Speech Toolkit#

logo

Pypi version Python3 version MIT License total stats download stats / month discord


Malaya-Speech is a Speech-Toolkit library for bahasa Malaysia, powered by Tensorflow and PyTorch.

Documentation#

Stable released documentation is available at https://malaya-speech.readthedocs.io/en/stable/

Installing from the PyPI#

$ pip install malaya-speech

It will automatically install all dependencies except for Tensorflow and PyTorch. So you can choose your own Tensorflow CPU / GPU version and PyTorch CPU / GPU version.

Only Python >= 3.6.0, Tensorflow >= 1.15.0, and PyTorch >= 1.10 are supported.

Development Release#

Install from master branch,

$ pip install git+https://github.com/huseinzol05/malaya-speech.git

We recommend to use virtualenv for development.

While development released documentation is available at https://malaya-speech.readthedocs.io/en/latest/

Features#

  • Age Detection, detect age in speech using Finetuned Speaker Vector.

  • Speaker Diarization, diarizing speakers using Pretrained Speaker Vector.

  • Emotion Detection, detect emotions in speech using Finetuned Speaker Vector.

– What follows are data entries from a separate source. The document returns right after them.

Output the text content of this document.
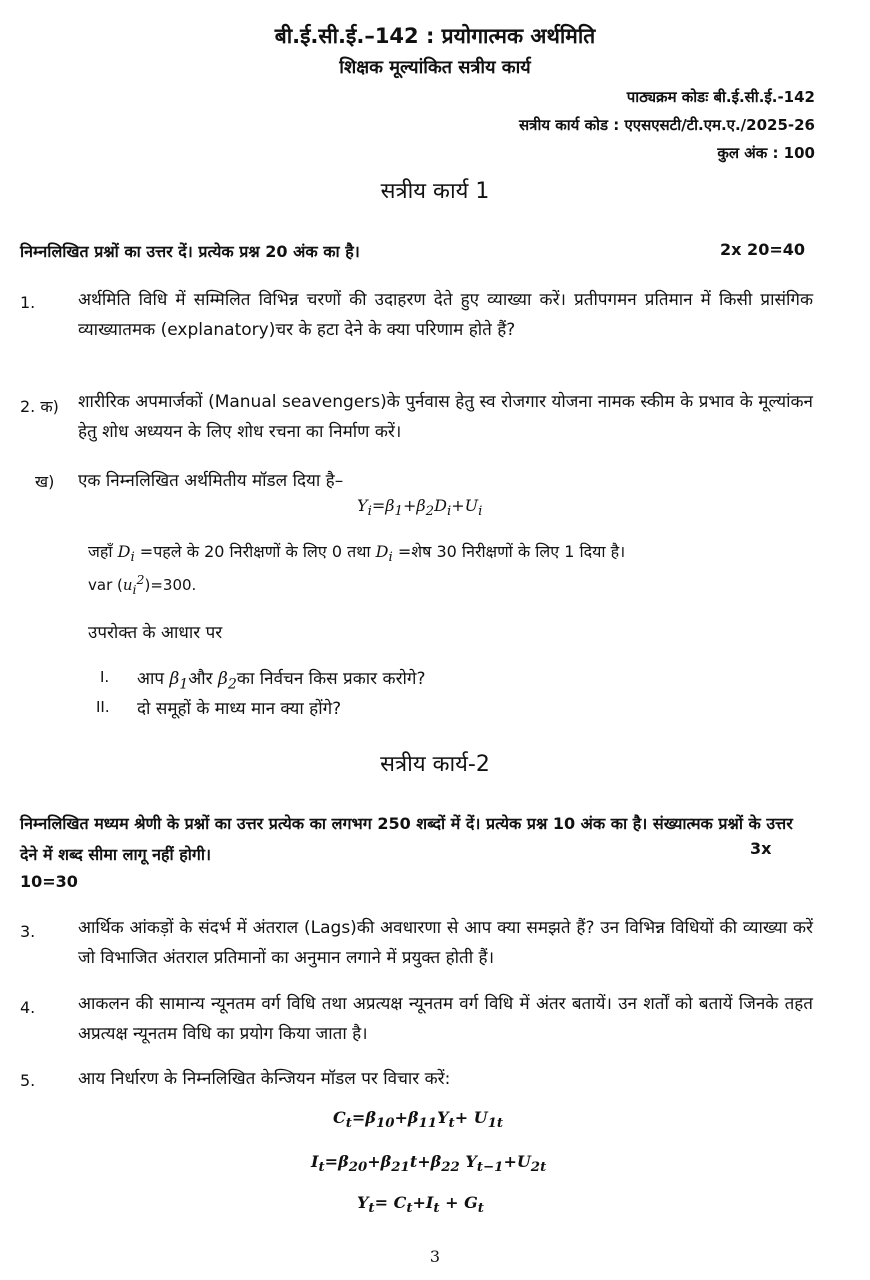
बी.ई.सी.ई.–142 : प्रयोगात्मक अर्थमिति
शिक्षक मूल्यांकित सत्रीय कार्य
पाठ्यक्रम कोडः बी.ई.सी.ई.-142
सत्रीय कार्य कोड : एएसएसटी/टी.एम.ए./2025-26
कुल अंक : 100
सत्रीय कार्य 1
निम्नलिखित प्रश्नों का उत्तर दें। प्रत्येक प्रश्न 20 अंक का है।	2x 20=40
1.	अर्थमिति विधि में सम्मिलित विभिन्न चरणों की उदाहरण देते हुए व्याख्या करें। प्रतीपगमन प्रतिमान में किसी प्रासंगिक व्याख्यातमक (explanatory)चर के हटा देने के क्या परिणाम होते हैं?
2. क) शारीरिक अपमार्जकों (Manual seavengers)के पुर्नवास हेतु स्व रोजगार योजना नामक स्कीम के प्रभाव के मूल्यांकन हेतु शोध अध्ययन के लिए शोध रचना का निर्माण करें।
ख) एक निम्नलिखित अर्थमितीय मॉडल दिया है–
$Y_i=\beta_1+\beta_2D_i+U_i$
जहाँ $D_i$ =पहले के 20 निरीक्षणों के लिए 0 तथा $D_i$ =शेष 30 निरीक्षणों के लिए 1 दिया है।
var $(u_i^2)=300$.
उपरोक्त के आधार पर
I. आप $\beta_1और$ $\beta_2का$ निर्वचन किस प्रकार करोगे?
II. दो समूहों के माध्य मान क्या होंगे?
सत्रीय कार्य-2
निम्नलिखित मध्यम श्रेणी के प्रश्नों का उत्तर प्रत्येक का लगभग 250 शब्दों में दें। प्रत्येक प्रश्न 10 अंक का है। संख्यात्मक प्रश्नों के उत्तर देने में शब्द सीमा लागू नहीं होगी।	3x
10=30
3.	आर्थिक आंकड़ों के संदर्भ में अंतराल (Lags)की अवधारणा से आप क्या समझते हैं? उन विभिन्न विधियों की व्याख्या करें जो विभाजित अंतराल प्रतिमानों का अनुमान लगाने में प्रयुक्त होती हैं।
4.	आकलन की सामान्य न्यूनतम वर्ग विधि तथा अप्रत्यक्ष न्यूनतम वर्ग विधि में अंतर बतायें। उन शर्तों को बतायें जिनके तहत अप्रत्यक्ष न्यूनतम विधि का प्रयोग किया जाता है।
5.	आय निर्धारण के निम्नलिखित केन्जियन मॉडल पर विचार करें:
$C_t=\beta_{10}+\beta_{11}Y_t+ U_{1t}$
$I_t=\beta_{20}+\beta_{21}t+\beta_{22}$ $Y_{t-1}+U_{2t}$
$Y_t= C_t+I_t + G_t$
3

  • Force Alignment, generate a time-aligned transcription of an audio file using RNNT, Wav2Vec2 CTC and Whisper Seq2Seq.

  • Gender Detection, detect genders in speech using Finetuned Speaker Vector.

  • Clean speech Detection, detect clean speech using Finetuned Speaker Vector.

  • Language Detection, detect hyperlocal languages in speech using Finetuned Speaker Vector.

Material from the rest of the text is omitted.